Di Wall Street, indeks Dow ditutup turun 0,8 persen.

Di seberang Atlantik, pasar Eropa juga melemah, dengan bursa Paris berakhir turun hampir 2 persen. Harga gas alam Eropa melonjak tajam ke level tertinggi sejak awal 2023, melampaui 80 euro per megawatt-jam, seiring upaya berbagai negara untuk mengisi kembali cadangan menjelang musim dingin.

Angka US$100 per barel untuk minyak mentah merupakan “tingkat psikologis yang penting bagi pasar” dan meningkatkan “biaya bagi dunia usaha maupun konsumen, yang pada akhirnya dapat menghambat pertumbuhan ekonomi,” ujar Kathleen Brooks, direktur riset di grup perdagangan XTB.

Kontrak minyak utama AS, West Texas Intermediate (WTI), naik hingga di atas US$96 per barel.

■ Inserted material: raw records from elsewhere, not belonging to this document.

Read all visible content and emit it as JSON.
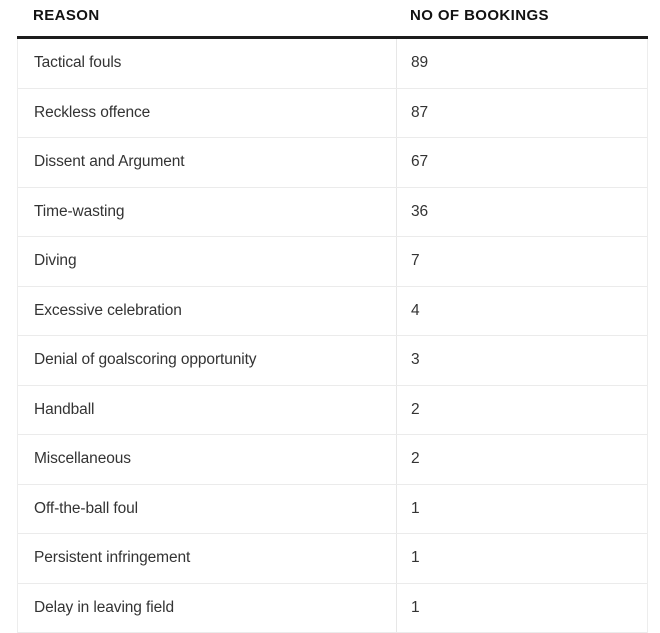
{
  "chart_data": {
    "type": "table",
    "columns": [
      "REASON",
      "NO OF BOOKINGS"
    ],
    "rows": [
      [
        "Tactical fouls",
        89
      ],
      [
        "Reckless offence",
        87
      ],
      [
        "Dissent and Argument",
        67
      ],
      [
        "Time-wasting",
        36
      ],
      [
        "Diving",
        7
      ],
      [
        "Excessive celebration",
        4
      ],
      [
        "Denial of goalscoring opportunity",
        3
      ],
      [
        "Handball",
        2
      ],
      [
        "Miscellaneous",
        2
      ],
      [
        "Off-the-ball foul",
        1
      ],
      [
        "Persistent infringement",
        1
      ],
      [
        "Delay in leaving field",
        1
      ]
    ],
    "title": "",
    "layout": {
      "grid": "horizontal-row-separators",
      "column_divider": true
    }
  },
  "colors": {
    "background": "#ffffff",
    "header_text": "#121212",
    "header_rule": "#1c1c1c",
    "body_text": "#333333",
    "row_divider": "#ebebeb",
    "column_divider": "#e7e7e7"
  }
}
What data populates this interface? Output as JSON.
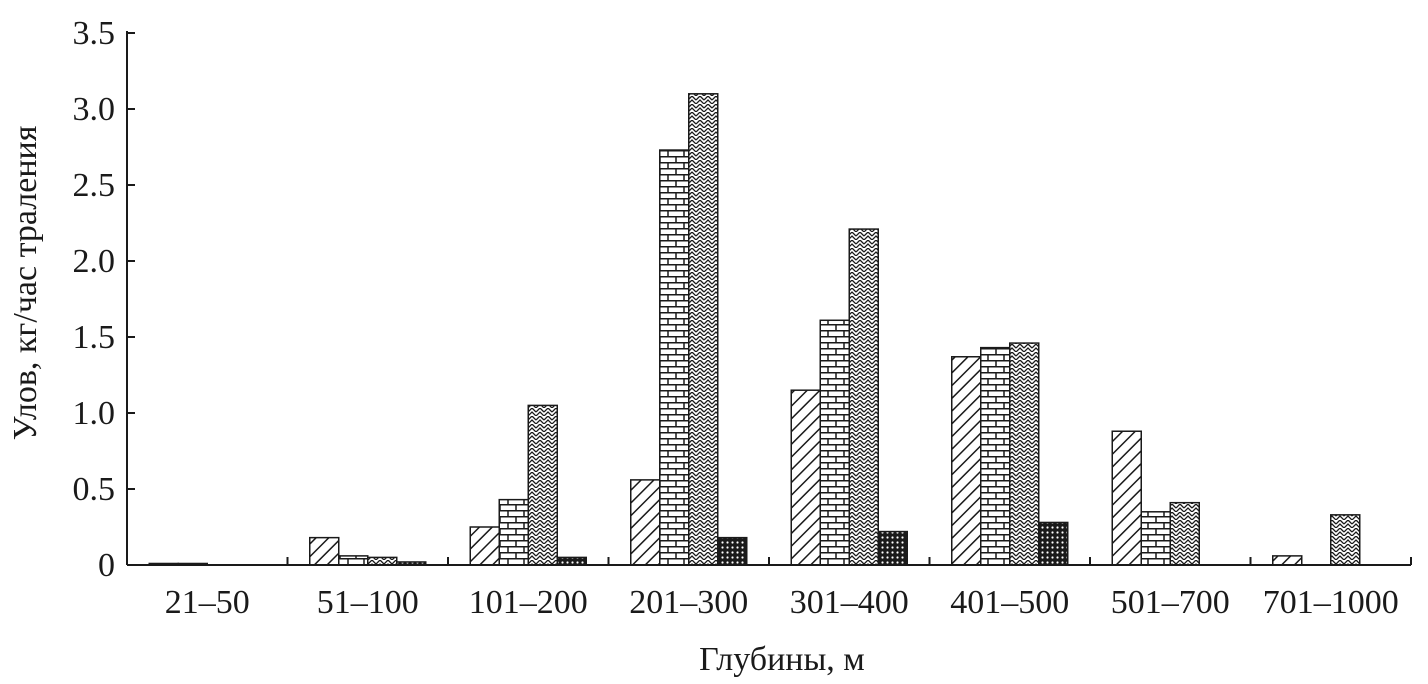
{
  "chart_data": {
    "type": "bar",
    "categories": [
      "21–50",
      "51–100",
      "101–200",
      "201–300",
      "301–400",
      "401–500",
      "501–700",
      "701–1000"
    ],
    "series": [
      {
        "pattern": "diagonal-hatch",
        "values": [
          0.01,
          0.18,
          0.25,
          0.56,
          1.15,
          1.37,
          0.88,
          0.06
        ]
      },
      {
        "pattern": "brick",
        "values": [
          0.01,
          0.06,
          0.43,
          2.73,
          1.61,
          1.43,
          0.35,
          0.0
        ]
      },
      {
        "pattern": "zigzag",
        "values": [
          0.0,
          0.05,
          1.05,
          3.1,
          2.21,
          1.46,
          0.41,
          0.33
        ]
      },
      {
        "pattern": "dotted-dark",
        "values": [
          0.0,
          0.02,
          0.05,
          0.18,
          0.22,
          0.28,
          0.0,
          0.0
        ]
      }
    ],
    "ylim": [
      0,
      3.5
    ],
    "yticks": [
      "0",
      "0.5",
      "1.0",
      "1.5",
      "2.0",
      "2.5",
      "3.0",
      "3.5"
    ],
    "xlabel": "Глубины, м",
    "ylabel": "Улов, кг/час траления",
    "grid": false,
    "colors": {
      "ink": "#1a1a1a",
      "background": "#ffffff"
    }
  }
}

Patrick O’Hare, kepala analis pasar di Briefing.com, menyebut “serangan balasan yang memicu ketegangan antara AS dan Iran” sebagai penyebab utama gejolak tersebut.

Harga rata-rata solar di Amerika Serikat mencapai rekor US$5,94 per galon, yang menambah tekanan domestik bagi Presiden Donald Trump menjelang pemilihan umum sela bulan November.

Semua mata tertuju pada data inflasi AS yang akan dirilis hari Jumat, yang dapat memperkuat ekspektasi bahwa Federal Reserve akan menaikkan suku bunga acuan pekan depan.

“Lonjakan harga minyak tentu saja memicu kekhawatiran lebih lanjut mengenai inflasi dan kemungkinan kenaikan suku bunga oleh The Fed,” kata O’Hare.

Data inflasi yang sesuai dengan perkiraan, atau lebih tinggi dari antisipasi, akan meningkatkan ekspektasi kenaikan suku bunga, kata analis Forex.com, Fawad Razaqzada.

Sebelum itu, Bank Sentral Eropa (ECB) diperkirakan secara luas akan menaikkan suku bunga zona euro pada hari Kamis.

Kekhawatiran inflasi telah mendorong kenaikan imbal hasil (yield) obligasi pemerintah seiring investor menuntut imbal hasil yang lebih tinggi. Imbal hasil obligasi pemerintah AS (Treasury) tenor 10 tahun melonjak pada hari Rabu ke tingkat tertinggi sejak 2023, meskipun Departemen Keuangan mengumumkan perluasan program pembelian kembali (*buyback*) obligasi.

Kenaikan ini terjadi di tengah upaya para pejabat untuk meredam lonjakan biaya pinjaman, namun rencana pembelian kembali tersebut justru mengecewakan para investor.

Pasar juga merasa khawatir akan eskalasi sengketa perdagangan antara Washington dan Ottawa, menyusul pengumuman pemerintahan Trump pada hari Selasa mengenai rencana larangan impor, termasuk terhadap produk minuman beralkohol.

Pada hari Rabu, Iran melancarkan serangan baru terhadap target-target AS di Timur Tengah sebagai balasan atas serangan Amerika terhadap kapal tanker minyak Iran, yang semakin menyeret kedua pihak yang bermusuhan itu ke dalam kancah peperangan.

Pasukan Garda Revolusi Iran yang berpengaruh menyatakan telah menyerang 20 kapal AS yang mencoba melintasi Selat Hormuz yang strategis—wilayah yang sebagian besar dikuasai oleh Iran sejak pecahnya perang.

Di luar perkembangan situasi perang, Apple meluncurkan ponsel lipat pertamanya pada hari Rabu. Saham perusahaan tersebut ditutup turun 0,3 persen.